Art. 3º Todos os projetos relacionados à Copa do Mundo de 2014 e aos Jogos Olímpicos e Paraolímpicos de 2016, inclusive aqueles situados no Parque Olímpico, serão analisados pela Comissão de Avaliação dos Projetos de Legado Urbano a ser composta por representantes das Secretarias Municipais de Urbanismo, de Meio Ambiente, de Transportes e de Obras, que emitirá parecer preliminar a respeito, sem prejuízo das análises técnicas a serem feitas pelos órgãos de licenciamento da Prefeitura. (...)

Art. 4º A Comissão de Avaliação dos Projetos de Legado Urbano deverá analisar a oportunidade e os impactos resultantes das intervenções propostas através do "Legadômetro" (sem grifos no original).

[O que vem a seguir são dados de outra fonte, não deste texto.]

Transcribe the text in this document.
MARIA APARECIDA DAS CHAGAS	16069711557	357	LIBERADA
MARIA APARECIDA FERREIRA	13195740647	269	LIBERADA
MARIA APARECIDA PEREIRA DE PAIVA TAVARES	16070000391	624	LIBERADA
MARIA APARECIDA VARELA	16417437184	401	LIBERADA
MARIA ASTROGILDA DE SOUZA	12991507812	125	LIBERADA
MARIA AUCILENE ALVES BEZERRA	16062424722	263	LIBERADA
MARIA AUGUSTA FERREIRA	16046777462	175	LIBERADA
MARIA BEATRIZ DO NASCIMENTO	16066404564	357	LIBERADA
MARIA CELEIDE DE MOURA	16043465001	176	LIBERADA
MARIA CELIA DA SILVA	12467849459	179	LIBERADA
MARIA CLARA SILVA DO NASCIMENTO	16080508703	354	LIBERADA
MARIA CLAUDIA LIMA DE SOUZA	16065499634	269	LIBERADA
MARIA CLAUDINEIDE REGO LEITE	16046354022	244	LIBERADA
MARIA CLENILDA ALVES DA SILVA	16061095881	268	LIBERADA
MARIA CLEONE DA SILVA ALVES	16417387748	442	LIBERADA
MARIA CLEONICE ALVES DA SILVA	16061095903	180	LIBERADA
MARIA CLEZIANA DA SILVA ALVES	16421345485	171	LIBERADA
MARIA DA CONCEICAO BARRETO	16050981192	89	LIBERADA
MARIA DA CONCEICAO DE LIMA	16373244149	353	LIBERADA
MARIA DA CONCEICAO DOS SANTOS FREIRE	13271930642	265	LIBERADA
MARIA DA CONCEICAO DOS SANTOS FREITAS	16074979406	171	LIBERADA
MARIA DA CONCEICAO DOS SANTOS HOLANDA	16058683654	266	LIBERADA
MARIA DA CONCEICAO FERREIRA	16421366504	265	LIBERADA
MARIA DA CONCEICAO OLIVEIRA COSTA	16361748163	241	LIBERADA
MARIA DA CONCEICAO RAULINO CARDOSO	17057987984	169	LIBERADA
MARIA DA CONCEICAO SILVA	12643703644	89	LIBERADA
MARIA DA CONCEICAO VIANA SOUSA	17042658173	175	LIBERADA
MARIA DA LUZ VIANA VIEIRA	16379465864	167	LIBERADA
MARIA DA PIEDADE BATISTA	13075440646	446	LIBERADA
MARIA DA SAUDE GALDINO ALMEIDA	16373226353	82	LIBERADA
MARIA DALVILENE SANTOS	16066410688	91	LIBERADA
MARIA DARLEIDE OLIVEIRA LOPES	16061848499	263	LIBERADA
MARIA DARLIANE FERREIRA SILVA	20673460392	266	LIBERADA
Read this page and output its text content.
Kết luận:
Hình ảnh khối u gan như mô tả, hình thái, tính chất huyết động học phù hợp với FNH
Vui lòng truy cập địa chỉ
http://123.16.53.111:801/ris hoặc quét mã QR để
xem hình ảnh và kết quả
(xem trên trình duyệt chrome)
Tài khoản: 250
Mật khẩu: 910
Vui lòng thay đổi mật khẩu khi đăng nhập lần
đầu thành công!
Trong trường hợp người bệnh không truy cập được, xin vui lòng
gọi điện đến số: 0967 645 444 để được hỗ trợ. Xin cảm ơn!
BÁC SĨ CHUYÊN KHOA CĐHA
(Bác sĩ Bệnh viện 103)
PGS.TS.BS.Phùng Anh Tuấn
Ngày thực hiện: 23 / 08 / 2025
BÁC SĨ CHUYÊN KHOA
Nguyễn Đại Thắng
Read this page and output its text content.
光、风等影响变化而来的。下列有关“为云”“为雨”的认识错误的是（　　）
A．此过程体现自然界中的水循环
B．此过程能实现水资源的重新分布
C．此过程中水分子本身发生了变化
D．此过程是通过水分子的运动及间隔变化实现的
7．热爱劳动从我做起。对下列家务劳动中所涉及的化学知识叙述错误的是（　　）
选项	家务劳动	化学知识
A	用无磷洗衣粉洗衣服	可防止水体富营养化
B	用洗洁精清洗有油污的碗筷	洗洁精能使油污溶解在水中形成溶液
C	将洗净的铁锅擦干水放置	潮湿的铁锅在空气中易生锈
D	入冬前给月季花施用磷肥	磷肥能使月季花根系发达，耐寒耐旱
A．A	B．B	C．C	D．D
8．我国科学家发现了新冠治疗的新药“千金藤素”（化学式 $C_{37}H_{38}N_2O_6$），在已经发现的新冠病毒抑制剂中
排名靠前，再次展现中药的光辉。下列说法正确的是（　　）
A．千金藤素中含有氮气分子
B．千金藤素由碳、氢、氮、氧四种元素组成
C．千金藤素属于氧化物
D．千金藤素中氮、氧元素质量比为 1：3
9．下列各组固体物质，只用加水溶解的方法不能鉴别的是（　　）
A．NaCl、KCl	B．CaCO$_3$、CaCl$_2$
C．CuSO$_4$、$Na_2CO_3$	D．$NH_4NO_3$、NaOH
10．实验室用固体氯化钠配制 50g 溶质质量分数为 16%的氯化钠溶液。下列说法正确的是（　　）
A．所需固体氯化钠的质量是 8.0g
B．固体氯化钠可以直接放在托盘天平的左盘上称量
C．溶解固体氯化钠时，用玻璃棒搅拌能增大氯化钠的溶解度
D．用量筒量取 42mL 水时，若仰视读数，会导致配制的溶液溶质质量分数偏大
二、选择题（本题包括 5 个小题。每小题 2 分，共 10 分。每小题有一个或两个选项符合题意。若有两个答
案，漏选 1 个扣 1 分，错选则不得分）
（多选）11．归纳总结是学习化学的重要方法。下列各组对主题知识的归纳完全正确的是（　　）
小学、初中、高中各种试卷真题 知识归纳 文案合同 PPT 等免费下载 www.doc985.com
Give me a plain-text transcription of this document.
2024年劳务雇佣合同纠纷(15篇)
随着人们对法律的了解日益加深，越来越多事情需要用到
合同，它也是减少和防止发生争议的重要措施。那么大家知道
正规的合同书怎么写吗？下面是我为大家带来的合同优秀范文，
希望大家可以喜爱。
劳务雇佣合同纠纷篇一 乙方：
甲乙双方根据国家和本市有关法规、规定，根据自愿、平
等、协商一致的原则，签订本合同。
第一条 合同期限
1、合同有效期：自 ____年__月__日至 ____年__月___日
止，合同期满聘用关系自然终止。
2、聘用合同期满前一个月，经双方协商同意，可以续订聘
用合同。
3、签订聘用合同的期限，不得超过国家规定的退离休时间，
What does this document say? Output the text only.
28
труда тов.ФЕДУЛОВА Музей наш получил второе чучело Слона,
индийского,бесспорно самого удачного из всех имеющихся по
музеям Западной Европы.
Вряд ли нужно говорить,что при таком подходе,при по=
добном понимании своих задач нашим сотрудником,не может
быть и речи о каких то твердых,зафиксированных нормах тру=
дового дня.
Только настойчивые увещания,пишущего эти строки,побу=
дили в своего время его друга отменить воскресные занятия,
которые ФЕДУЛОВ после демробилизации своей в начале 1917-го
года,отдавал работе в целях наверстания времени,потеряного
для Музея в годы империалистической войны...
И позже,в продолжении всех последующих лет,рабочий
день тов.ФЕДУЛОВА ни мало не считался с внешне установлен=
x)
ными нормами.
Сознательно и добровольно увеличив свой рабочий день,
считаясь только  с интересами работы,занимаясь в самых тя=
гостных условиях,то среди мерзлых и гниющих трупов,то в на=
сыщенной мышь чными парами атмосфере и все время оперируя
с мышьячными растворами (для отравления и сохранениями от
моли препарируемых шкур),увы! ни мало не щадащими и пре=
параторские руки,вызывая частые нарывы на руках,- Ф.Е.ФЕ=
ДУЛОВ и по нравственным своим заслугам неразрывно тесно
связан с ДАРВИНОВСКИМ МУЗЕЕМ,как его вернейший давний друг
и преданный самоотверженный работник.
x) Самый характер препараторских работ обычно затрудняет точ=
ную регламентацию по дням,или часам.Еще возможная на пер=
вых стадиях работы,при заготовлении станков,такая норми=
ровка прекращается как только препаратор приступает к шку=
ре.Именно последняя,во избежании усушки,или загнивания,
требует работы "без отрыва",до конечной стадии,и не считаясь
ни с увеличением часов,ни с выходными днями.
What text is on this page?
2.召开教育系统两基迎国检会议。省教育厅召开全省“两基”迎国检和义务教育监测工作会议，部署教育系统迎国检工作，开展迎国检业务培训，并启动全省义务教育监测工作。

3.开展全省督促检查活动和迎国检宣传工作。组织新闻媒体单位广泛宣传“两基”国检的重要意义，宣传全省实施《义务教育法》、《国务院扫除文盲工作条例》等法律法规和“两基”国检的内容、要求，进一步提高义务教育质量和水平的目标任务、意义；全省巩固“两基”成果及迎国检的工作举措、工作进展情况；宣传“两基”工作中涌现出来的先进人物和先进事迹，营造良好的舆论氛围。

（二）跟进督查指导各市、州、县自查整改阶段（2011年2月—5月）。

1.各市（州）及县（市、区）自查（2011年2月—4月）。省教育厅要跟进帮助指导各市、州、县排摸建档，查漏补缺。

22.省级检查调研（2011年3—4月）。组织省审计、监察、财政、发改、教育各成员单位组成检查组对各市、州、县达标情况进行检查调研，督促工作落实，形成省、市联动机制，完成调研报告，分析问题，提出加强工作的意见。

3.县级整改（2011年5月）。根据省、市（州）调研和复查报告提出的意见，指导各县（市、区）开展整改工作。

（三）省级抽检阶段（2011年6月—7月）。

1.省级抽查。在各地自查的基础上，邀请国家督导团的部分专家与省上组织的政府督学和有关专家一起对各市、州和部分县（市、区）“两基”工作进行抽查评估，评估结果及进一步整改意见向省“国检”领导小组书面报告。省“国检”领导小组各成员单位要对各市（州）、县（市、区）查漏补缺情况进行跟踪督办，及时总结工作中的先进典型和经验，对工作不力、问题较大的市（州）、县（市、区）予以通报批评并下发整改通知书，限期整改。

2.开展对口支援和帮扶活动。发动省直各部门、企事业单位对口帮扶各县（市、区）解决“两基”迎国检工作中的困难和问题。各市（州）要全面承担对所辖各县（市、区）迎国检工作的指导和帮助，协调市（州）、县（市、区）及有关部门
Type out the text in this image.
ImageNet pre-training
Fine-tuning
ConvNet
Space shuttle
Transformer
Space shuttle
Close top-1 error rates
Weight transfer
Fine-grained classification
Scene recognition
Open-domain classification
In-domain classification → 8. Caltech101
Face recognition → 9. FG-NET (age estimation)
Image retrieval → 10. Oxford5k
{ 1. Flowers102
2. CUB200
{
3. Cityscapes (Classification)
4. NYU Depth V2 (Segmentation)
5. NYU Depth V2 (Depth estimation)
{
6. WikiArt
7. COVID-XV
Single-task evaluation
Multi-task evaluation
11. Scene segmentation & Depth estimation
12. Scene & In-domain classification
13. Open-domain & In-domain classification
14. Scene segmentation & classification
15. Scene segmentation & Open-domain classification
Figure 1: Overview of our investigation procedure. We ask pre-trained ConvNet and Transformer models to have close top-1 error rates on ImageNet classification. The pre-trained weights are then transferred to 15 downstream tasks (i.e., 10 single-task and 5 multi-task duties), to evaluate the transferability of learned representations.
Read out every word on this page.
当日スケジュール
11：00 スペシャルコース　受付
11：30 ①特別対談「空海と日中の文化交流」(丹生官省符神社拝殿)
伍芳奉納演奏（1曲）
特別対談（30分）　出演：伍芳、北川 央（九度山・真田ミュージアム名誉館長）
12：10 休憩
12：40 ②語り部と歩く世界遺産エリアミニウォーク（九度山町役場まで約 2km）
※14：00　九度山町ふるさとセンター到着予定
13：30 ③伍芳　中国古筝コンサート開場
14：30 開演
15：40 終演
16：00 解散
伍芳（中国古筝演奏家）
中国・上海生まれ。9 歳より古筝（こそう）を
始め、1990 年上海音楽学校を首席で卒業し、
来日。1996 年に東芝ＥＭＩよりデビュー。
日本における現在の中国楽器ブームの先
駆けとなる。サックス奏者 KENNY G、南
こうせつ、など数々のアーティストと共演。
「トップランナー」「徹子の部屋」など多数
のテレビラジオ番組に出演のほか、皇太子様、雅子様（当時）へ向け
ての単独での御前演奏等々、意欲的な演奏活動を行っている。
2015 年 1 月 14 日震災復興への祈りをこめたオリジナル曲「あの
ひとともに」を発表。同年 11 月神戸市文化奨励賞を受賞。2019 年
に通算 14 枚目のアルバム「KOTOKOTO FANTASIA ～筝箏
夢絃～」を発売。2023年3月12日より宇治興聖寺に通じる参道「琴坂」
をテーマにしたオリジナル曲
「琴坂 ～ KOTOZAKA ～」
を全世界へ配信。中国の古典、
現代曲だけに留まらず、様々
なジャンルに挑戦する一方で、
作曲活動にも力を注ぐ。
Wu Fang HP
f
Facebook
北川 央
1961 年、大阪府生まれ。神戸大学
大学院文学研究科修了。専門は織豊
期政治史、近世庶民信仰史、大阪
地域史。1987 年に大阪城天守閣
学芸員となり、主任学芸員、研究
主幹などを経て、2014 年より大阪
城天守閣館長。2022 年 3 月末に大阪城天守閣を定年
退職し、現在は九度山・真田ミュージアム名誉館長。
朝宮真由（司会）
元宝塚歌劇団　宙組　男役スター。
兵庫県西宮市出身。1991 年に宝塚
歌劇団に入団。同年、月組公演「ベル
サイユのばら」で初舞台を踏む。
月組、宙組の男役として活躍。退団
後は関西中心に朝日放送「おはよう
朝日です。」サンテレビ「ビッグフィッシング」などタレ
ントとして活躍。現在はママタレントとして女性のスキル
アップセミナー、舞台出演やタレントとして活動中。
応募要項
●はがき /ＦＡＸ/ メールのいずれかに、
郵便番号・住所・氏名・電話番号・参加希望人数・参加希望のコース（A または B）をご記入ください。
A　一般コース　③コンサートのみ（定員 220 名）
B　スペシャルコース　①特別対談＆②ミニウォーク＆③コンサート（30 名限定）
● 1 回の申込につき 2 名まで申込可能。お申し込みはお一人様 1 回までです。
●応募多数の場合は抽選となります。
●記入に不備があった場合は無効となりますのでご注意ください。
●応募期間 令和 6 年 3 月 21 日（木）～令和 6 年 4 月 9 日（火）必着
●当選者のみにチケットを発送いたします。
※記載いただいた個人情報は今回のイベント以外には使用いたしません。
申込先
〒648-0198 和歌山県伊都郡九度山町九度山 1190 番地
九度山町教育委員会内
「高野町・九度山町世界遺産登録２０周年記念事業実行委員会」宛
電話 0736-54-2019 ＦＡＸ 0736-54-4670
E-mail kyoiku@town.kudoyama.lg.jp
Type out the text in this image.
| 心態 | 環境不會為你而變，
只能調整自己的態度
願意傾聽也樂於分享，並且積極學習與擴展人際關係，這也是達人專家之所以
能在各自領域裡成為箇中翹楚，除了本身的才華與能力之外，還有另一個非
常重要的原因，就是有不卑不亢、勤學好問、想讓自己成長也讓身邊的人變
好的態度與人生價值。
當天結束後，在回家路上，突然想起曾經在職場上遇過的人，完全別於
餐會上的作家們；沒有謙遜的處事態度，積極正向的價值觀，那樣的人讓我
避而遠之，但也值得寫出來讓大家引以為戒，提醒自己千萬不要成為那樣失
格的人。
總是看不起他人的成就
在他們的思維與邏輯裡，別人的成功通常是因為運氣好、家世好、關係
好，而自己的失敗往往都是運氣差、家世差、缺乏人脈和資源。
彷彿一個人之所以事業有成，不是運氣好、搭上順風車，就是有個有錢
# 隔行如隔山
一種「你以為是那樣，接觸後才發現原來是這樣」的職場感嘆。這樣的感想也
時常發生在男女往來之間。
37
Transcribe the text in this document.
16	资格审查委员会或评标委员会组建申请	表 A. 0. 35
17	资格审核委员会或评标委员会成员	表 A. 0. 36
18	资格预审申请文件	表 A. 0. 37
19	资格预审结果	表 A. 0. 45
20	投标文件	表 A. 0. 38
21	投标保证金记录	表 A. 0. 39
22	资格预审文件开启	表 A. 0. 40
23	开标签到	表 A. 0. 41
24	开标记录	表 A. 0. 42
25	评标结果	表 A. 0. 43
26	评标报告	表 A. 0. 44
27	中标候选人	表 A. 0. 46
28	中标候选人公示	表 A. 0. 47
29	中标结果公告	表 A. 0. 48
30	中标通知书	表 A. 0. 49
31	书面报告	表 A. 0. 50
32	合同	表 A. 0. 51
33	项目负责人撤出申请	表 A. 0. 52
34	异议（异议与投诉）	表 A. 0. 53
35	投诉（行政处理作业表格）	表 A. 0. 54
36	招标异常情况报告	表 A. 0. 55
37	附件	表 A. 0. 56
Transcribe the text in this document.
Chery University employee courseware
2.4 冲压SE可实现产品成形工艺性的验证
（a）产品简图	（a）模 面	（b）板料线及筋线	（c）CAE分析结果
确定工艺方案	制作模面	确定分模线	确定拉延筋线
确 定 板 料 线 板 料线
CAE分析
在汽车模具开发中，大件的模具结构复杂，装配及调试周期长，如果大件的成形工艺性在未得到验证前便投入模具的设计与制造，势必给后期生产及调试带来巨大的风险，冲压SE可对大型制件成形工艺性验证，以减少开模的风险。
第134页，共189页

Essa ferramenta de avaliação dos impactos urbanos dos projetos seria composta de indicadores (econômico, urbanístico, ambiental e social), de forma a atribuir pontuações de 1 a 5 em cada um deles. O decreto que criou o “legadômetro” não permite identificar critérios objetivos ou um procedimento de apresentação dos estudos previstos na legislação federal e municipal, tais como Estudo de Impacto de Vizinhança (EIV), até então não regulamentado. Além de indicar uma baixa institucionalização na análise de projetos urbanos, especialmente para uma grande cidade, essa omissão reforça a percepção de um planejamento casuísta.

Diante da visibilidade das ações relacionadas à Copa, do volume de inovações legislativas produzidas e da multiplicação das críticas, o Ministério Público e o Poder Judiciário foram atores frequentes no desdobramento de muitos temas. No caso das licenças e dos procedimentos administrativos, por exemplo, o Ministério Público ajuizou ação para garantir a regulamentação do EIV no Rio de Janeiro, na qual o Município assinou acordo57, em 2013, com o compromisso de apresentar Projeto de Lei suprindo essa omissão. Da mesma forma, a Lei cearense n. 14.882, sobre licenciamento ambiental, foi questionada pelo Ministério Público Federal, que ajuizou Ação Direta de Inconstitucionalidade58.